Although the otherwise puzzling visual detail of the colorful mural fragment calls for some explanation, Goldberger ignores it, focusing on the brilliance of the architect and his still incomplete apartment tower:
If you are tired of the way every modern building feels flatter and thinner than the one before it, well, so is Jean Nouvel…
…except, of course, when it comes to erecting an extremely thin, exceedingly tall tower on the postage-stamp site adjacent to the Museum of Modern Art—a project that Goldberger looks upon with favor.
He reserves his last two paragraphs for an attack on New York’s City Planning Commission for lopping off 200 feet from the planned MoMA Monster, which he says will “eviscerate” Nouvel’s design. I agree with him that this is a “bad compromise.” It’s a Judgement-of-Solomon edict that satisfies no one. In my view (and that of the project’s opponents), any building erected on this postage-stamp site needs to be shorter…MUCH shorter.
A profile of the CPC’s chair, Amanda Burden, published last month in Crain’s, makes it appear that the commission’s action may have been as much a matter of pique as policy.
Theresa Agovino reports:
Ms. Burden counters that Mr. Nouvel didn’t present a finished
design, even after having years to complete it, which she calls
disrespectful.

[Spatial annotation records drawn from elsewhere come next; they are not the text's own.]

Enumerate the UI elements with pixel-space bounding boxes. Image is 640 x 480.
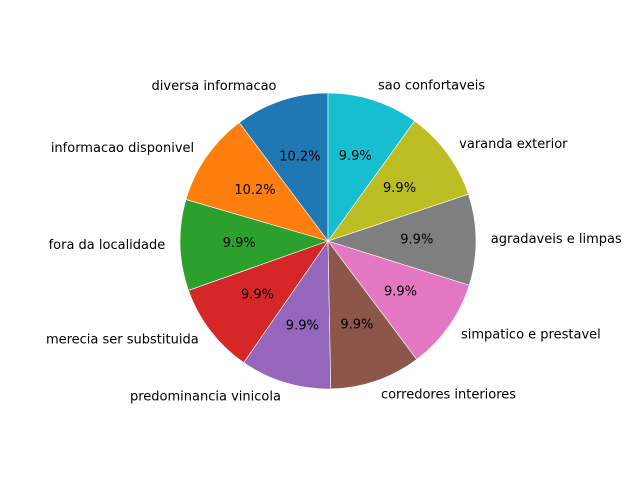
slice-percent-label: 9.9% [383,181,416,196]
pie-slice [327,193,477,286]
slice-label: sao confortaveis [378,79,485,94]
slice-percent-label: 9.9% [384,285,417,300]
slice-label: varanda exterior [459,137,568,152]
pie-slice [243,240,332,390]
pie-slice [188,240,329,364]
pie-slices [179,92,477,390]
slice-label: simpatico e prestavel [461,327,601,342]
slice-percent-label: 9.9% [339,149,372,164]
slice-percent-label: 9.9% [223,236,256,251]
slice-percent-label: 9.9% [241,287,274,302]
slice-percent-label: 10.2% [279,149,320,164]
pie-slice [238,92,329,242]
slice-label: predominancia vinicola [130,389,281,404]
slice-percent-label: 9.9% [400,233,433,248]
pie-labels: diversa informacao 10.2% informacao dispon… [46,79,622,405]
pie-slice [327,120,469,242]
slice-percent-label: 9.9% [340,317,373,332]
slice-percent-label: 9.9% [286,319,319,334]
slice-percent-label: 10.2% [234,183,275,198]
pie-slice [327,240,470,360]
pie-slice [185,122,329,242]
pie-slice [327,92,415,242]
slice-label: informacao disponivel [51,141,194,156]
pie-slice [179,199,329,291]
pie-slice [327,240,418,390]
slice-label: merecia ser substituida [46,332,199,347]
slice-label: fora da localidade [49,238,166,253]
slice-label: agradaveis e limpas [491,232,622,247]
slice-label: corredores interiores [381,387,516,402]
slice-label: diversa informacao [152,79,277,94]
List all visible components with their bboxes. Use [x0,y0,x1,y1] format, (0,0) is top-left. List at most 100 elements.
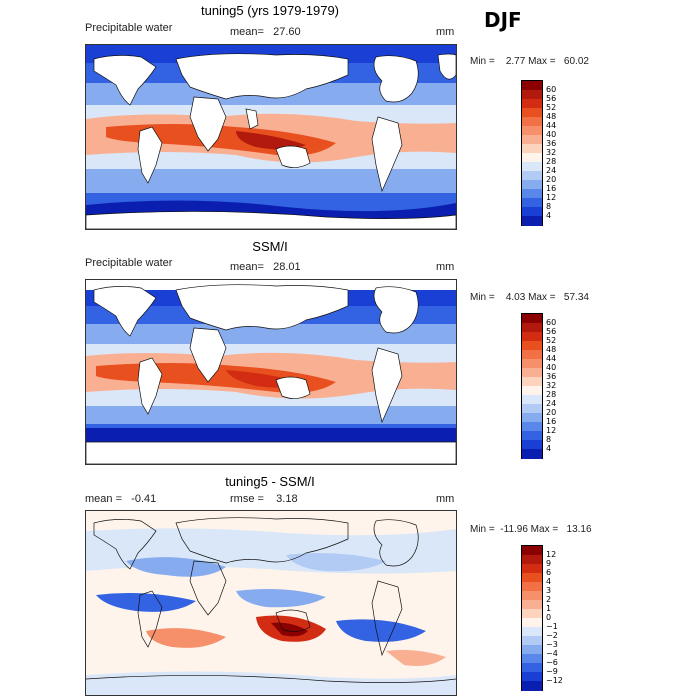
colorbar-tick-label: 16 [546,184,557,193]
colorbar-tick-label: 60 [546,85,557,94]
colorbar-band [522,564,542,574]
colorbar-band [522,314,542,324]
colorbar-band [522,609,542,619]
colorbar-band [522,386,542,396]
panel1-min-max: Min = 2.77 Max = 60.02 [470,56,589,67]
colorbar-band [522,162,542,172]
colorbar-tick-label: 12 [546,550,557,559]
colorbar-band [522,377,542,387]
colorbar-band [522,90,542,100]
colorbar-band [522,117,542,127]
colorbar-tick-label: −12 [546,676,563,685]
colorbar-tick-label: −2 [546,631,558,640]
colorbar-band [522,126,542,136]
colorbar-band [522,555,542,565]
colorbar-band [522,144,542,154]
colorbar-tick-label: −9 [546,667,558,676]
colorbar-tick-label: 1 [546,604,552,613]
colorbar-band [522,323,542,333]
colorbar-band [522,395,542,405]
panel3-map [85,510,457,696]
panel3-colorbar: 12 9 6 4 3 2 1 0 −1 −2 −3 −4 −6 −9 −12 [521,545,563,691]
colorbar-band [522,600,542,610]
colorbar-tick-label: 8 [546,435,552,444]
colorbar-band [522,404,542,414]
colorbar-tick-label: −1 [546,622,558,631]
panel3-title: tuning5 - SSM/I [225,474,315,489]
colorbar-tick-label: 32 [546,381,557,390]
colorbar-tick-label: 48 [546,112,557,121]
colorbar-band [522,431,542,441]
colorbar-band [522,341,542,351]
panel3-mean-label: mean = -0.41 [85,493,157,505]
colorbar-tick-label: 4 [546,444,552,453]
panel2-left-label: Precipitable water [85,257,173,269]
colorbar-tick-label: 60 [546,318,557,327]
colorbar-band [522,645,542,655]
colorbar-band [522,681,542,691]
colorbar-band [522,108,542,118]
colorbar-tick-label: 24 [546,166,557,175]
colorbar-band [522,332,542,342]
panel3-units: mm [436,493,455,505]
colorbar-tick-label: 44 [546,121,557,130]
colorbar-band [522,216,542,226]
panel3-min-max: Min = -11.96 Max = 13.16 [470,524,592,535]
colorbar-tick-label: 36 [546,139,557,148]
colorbar-tick-label: 48 [546,345,557,354]
colorbar-tick-label: 8 [546,202,552,211]
colorbar-tick-label: 40 [546,363,557,372]
colorbar-band [522,359,542,369]
colorbar-band [522,573,542,583]
colorbar-tick-label: 12 [546,193,557,202]
colorbar-band [522,636,542,646]
panel1-units: mm [436,26,455,38]
colorbar-tick-label: 4 [546,577,552,586]
colorbar-tick-label: 9 [546,559,552,568]
colorbar-tick-label: 0 [546,613,552,622]
colorbar-band [522,422,542,432]
colorbar-band [522,413,542,423]
panel1-mean-label: mean= 27.60 [230,26,301,38]
colorbar-tick-label: 20 [546,175,557,184]
colorbar-tick-label: 28 [546,390,557,399]
colorbar-band [522,663,542,673]
panel2-min-max: Min = 4.03 Max = 57.34 [470,292,589,303]
colorbar-tick-label: 40 [546,130,557,139]
colorbar-tick-label: 20 [546,408,557,417]
panel1-map [85,44,457,230]
colorbar-tick-label: 52 [546,336,557,345]
colorbar-tick-label: 24 [546,399,557,408]
colorbar-tick-label: −3 [546,640,558,649]
season-label: DJF [484,8,522,32]
panel2-title: SSM/I [252,239,288,254]
colorbar-band [522,180,542,190]
colorbar-band [522,153,542,163]
colorbar-band [522,99,542,109]
colorbar-band [522,350,542,360]
colorbar-band [522,207,542,217]
colorbar-band [522,368,542,378]
colorbar-band [522,582,542,592]
colorbar-tick-label: 28 [546,157,557,166]
panel2-map [85,279,457,465]
colorbar-tick-label: 32 [546,148,557,157]
colorbar-band [522,171,542,181]
panel2-mean-label: mean= 28.01 [230,261,301,273]
colorbar-tick-label: 2 [546,595,552,604]
colorbar-tick-label: −4 [546,649,558,658]
colorbar-tick-label: 3 [546,586,552,595]
colorbar-band [522,440,542,450]
panel1-left-label: Precipitable water [85,22,173,34]
colorbar-band [522,81,542,91]
colorbar-band [522,198,542,208]
colorbar-tick-label: 36 [546,372,557,381]
colorbar-tick-label: 56 [546,327,557,336]
colorbar-band [522,449,542,459]
colorbar-band [522,591,542,601]
colorbar-tick-label: −6 [546,658,558,667]
colorbar-band [522,672,542,682]
colorbar-band [522,189,542,199]
colorbar-band [522,618,542,628]
panel2-colorbar: 60 56 52 48 44 40 36 32 28 24 20 16 12 8 4 [521,313,556,459]
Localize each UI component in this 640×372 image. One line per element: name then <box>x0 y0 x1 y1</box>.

She brandishes a rendering of the tower with an
unfinished top—a simple, open triangle enclosing a box that will house
the building’s operating mechanisms.
“They wanted special permission for this?” she asks contemptuously.
I’m not sure how Goldberger knows that the new, shorter design will be “a lot less graceful” than the original glass tower. As far as I know, Nouvel’s revisions are still in progress. But maybe the eminent architecture critic has access to more drawing-board information that I do. He doesn’t explicitly state whether he’s actually seen the new design.
What I do know is that it’s not just a matter of lopping off the top, as Paul seems to suggest. It can still meet the sky gracefully; it will merely have to accomplish this at the 1,050-foot height of the Chrysler Building instead of at the 1,250-foot height of the iconic skyscraper flanking Nouvel’s 100 Eleventh Avenue in the New Yorker photograph.